Another key component of making a company investable is shareholder rewards. As of this morning Target is trading with about a 5% yield (assuming $50 a share, it has been a volatile session). Amazon has never once paid a dividend. Target invests heavily in buybacks and has shrunk their float from 850 million shares in 2008, to 582 million today. Amazon since 2008 has grown their float from 424 million to 484 million shares and has never bought back a single share…

Target made $5.02 per share (excluding debt retirement costs) in 2016. Amazon made $4.9. Target and Amazon make roughly the same per share and even have similar numbers of shares outstanding, but Amazon’s is 20x more expensive.

Margin of safety

Amazon holds a Baa1 (negative) bond rating from Moody’s, while Target carries an A2 (stable). Both have been recently reaffirmed. Companies that are facing impending doom don’t usually carry the same bond rating as Poland (A2)… Of course, Amazon has the luxury of being able to issue insanely expensive stock, but would that be there should there be a recession? Amazon’s growth model has involved operating at a loss and issuing cheap equity historically. Target does not rely on tapping the markets to operate…

It’s always worth pondering what happens should Amazon or Target stumble. Target maintained its earnings during the 2008-2009 recession valiantly. We do not have a history of Amazon as an e-tailer through 2009, but it's an educated assumption that a growth stock with 200x earnings will fall A LOT harder than one at 10x with a 5% yield during a market correction.
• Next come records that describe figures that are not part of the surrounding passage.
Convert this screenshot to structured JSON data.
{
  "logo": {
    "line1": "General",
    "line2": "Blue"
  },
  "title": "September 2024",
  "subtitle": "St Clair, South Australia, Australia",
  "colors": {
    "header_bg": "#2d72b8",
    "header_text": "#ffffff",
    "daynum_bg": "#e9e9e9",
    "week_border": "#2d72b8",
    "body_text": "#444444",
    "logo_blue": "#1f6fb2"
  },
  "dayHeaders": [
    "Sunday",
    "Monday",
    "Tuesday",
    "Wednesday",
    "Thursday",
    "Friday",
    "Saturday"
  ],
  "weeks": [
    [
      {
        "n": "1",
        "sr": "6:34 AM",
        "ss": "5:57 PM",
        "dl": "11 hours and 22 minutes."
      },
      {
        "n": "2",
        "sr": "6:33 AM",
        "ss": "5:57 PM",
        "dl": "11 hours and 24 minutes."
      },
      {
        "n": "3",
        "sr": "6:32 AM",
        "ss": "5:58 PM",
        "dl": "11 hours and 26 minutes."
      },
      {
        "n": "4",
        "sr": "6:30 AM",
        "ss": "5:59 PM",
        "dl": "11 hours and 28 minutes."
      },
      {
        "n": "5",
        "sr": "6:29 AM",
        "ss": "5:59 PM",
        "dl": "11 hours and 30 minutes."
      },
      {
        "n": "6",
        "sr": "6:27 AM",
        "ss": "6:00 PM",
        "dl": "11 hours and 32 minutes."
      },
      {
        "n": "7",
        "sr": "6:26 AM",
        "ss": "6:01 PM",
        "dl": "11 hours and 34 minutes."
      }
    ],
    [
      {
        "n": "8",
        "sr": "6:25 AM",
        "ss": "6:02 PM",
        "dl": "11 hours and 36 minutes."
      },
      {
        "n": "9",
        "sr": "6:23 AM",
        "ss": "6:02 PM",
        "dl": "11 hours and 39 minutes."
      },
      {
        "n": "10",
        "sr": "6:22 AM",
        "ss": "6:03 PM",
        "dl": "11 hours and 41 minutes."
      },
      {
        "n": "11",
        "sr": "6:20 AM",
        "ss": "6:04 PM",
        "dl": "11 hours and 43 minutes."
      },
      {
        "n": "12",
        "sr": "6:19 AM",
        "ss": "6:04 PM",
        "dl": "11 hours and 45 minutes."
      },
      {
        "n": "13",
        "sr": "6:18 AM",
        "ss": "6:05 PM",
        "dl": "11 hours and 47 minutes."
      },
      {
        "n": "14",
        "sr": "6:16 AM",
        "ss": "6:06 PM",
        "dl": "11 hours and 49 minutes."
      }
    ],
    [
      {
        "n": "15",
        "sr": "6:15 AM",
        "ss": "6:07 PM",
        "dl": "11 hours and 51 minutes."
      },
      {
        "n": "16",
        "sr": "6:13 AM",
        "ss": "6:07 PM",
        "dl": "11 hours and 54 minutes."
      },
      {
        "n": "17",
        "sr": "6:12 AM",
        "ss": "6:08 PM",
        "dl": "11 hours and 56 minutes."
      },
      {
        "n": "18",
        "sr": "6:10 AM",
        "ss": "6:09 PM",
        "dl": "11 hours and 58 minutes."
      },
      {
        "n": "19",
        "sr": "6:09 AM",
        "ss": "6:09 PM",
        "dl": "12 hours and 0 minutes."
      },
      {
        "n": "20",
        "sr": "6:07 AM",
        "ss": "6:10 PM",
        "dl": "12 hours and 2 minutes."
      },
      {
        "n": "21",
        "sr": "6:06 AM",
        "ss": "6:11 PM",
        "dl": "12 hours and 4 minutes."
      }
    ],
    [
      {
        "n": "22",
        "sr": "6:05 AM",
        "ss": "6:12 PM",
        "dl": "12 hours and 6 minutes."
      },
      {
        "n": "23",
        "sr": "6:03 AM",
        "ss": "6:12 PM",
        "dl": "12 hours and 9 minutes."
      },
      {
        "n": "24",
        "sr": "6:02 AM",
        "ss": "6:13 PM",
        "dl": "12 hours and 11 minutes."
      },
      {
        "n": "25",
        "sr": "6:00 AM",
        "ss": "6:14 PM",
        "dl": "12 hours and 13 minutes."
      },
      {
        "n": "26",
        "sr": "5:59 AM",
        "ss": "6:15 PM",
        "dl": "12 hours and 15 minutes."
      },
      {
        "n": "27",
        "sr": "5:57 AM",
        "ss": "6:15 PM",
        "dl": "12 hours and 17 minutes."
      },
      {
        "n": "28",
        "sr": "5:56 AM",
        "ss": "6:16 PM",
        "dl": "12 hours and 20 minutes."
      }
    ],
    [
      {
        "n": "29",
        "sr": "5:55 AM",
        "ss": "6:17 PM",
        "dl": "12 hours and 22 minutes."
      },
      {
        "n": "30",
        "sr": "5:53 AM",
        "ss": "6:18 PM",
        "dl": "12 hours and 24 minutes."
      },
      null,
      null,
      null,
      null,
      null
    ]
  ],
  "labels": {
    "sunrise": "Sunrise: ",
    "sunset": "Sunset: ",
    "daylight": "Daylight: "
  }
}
The path forward for Target

I expect to see a tough path forward for grocers like Sprouts and Kroger. They do not benefit from the omnichannel capabilities of Target and Amazon (or even Wal-Mart). My hope is that Target buys Sprouts… Target has long been accused of having a weak grocery (especially produce) section. Operating a Sprouts store-within-a-store, like Target has with CVS, Starbucks, Casper and Pizza Hut would shore up this offering. Sprouts also operates in the Southern US, while Whole Foods is more in the North East. Sprouts is not a direct competitor with Target. Sprouts stores could also operate as a pickup point for Target orders. This would put TarSprouts on an equal playing field with AmaFoods and cause a further headache for Kroger and Wal-Mart.

How to view Target and Amazon

I see Target and Amazon on two different ends of the retail channel running towards the centre. Amazon is an e-tailer moving to omnichannel and Target is a retailer moving to omnichannel. They're both heading in the same direction and experiencing robust online sales. Target has accelerated in moving into e-tail by investing in Casper Sleep. Amazon is moving into retail with the aforementioned Whole Foods buy.


It is now clear Target and Amazon are moving to the middle ground, an omnichannel model. Target is actually ahead of the curve as it already has a profitable store base. How much of a premium are you willing to pay for two companies headed in the same direction? Take this opportunity to pick up Amazon's latest fire sale, Target stock...

Disclosure: I am/we are long TGT.

I wrote this article myself, and it expresses my own opinions. I am not receiving compensation for it (other than from Seeking Alpha). I have no business relationship with any company whose stock is mentioned in this article.